An operator precedence parser is a computer program that interprets an operator-precedence grammar. For example, most calculators use operator precedence parsers to convert from infix notation with order of operations (the usual format humans use for mathematical expressions) into a different format they use internally to compute the result.
Dijkstra's "shunting yard" algorithm (named after the shunting yard) is commonly used to implement operator precedence parsers which convert from infix notation to RPN. See Reverse Polish notation for a description of this algorithm.
Relationship to other parsers
An operator-precedence parser is a simple shift-reduce parser capable of parsing a subset of LR(1) grammars. More precisely, the operator-precedence parser can parse all LR(1) grammars where two consecutive nonterminals never appear in the right-hand side of any rule.
Operator-precedence parsers are not used often in practice, however they do have some properties that make them useful within a larger design. First, they are simple enough to write by hand, which is not generally the case with more sophisticated shift-reduce parsers.
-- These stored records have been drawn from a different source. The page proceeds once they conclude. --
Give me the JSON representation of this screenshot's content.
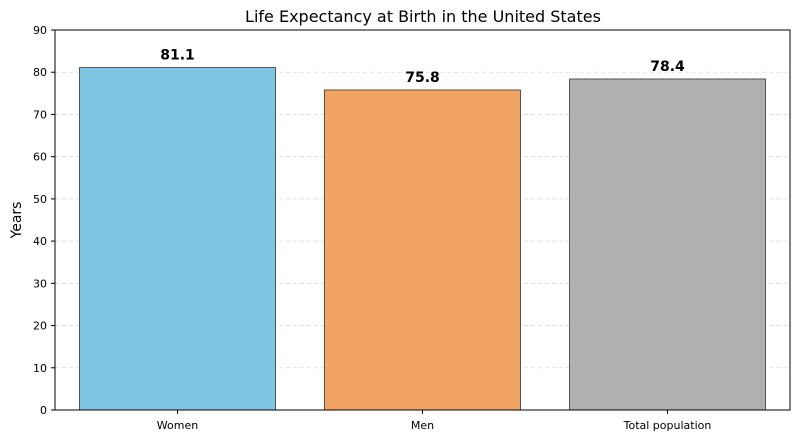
{
  "chart_data": {
    "type": "bar",
    "title": "Life Expectancy at Birth in the United States",
    "xlabel": "",
    "ylabel": "Years",
    "categories": [
      "Women",
      "Men",
      "Total population"
    ],
    "values": [
      81.1,
      75.8,
      78.4
    ],
    "data_labels": [
      "81.1",
      "75.8",
      "78.4"
    ],
    "colors": [
      "#7EC6E3",
      "#F2A464",
      "#B0B0B0"
    ],
    "ylim": [
      0,
      90
    ],
    "yticks": [
      0,
      10,
      20,
      30,
      40,
      50,
      60,
      70,
      80,
      90
    ],
    "ytick_labels": [
      "0",
      "10",
      "20",
      "30",
      "40",
      "50",
      "60",
      "70",
      "80",
      "90"
    ],
    "grid": "y-dashed"
  }
}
Second, they can be written to consult an operator table at runtime, which makes them suitable for languages that can add to or change their operators while parsing.
Perl 6 "sandwiches" an operator-precedence parser in between two Recursive descent parsers in order to achieve a balance of speed and dynamism. GCC's C and C++ parsers, which are hand-coded recursive descent parsers, are both sped up by an operator-precedence parser that can quickly examine arithmetic expressions.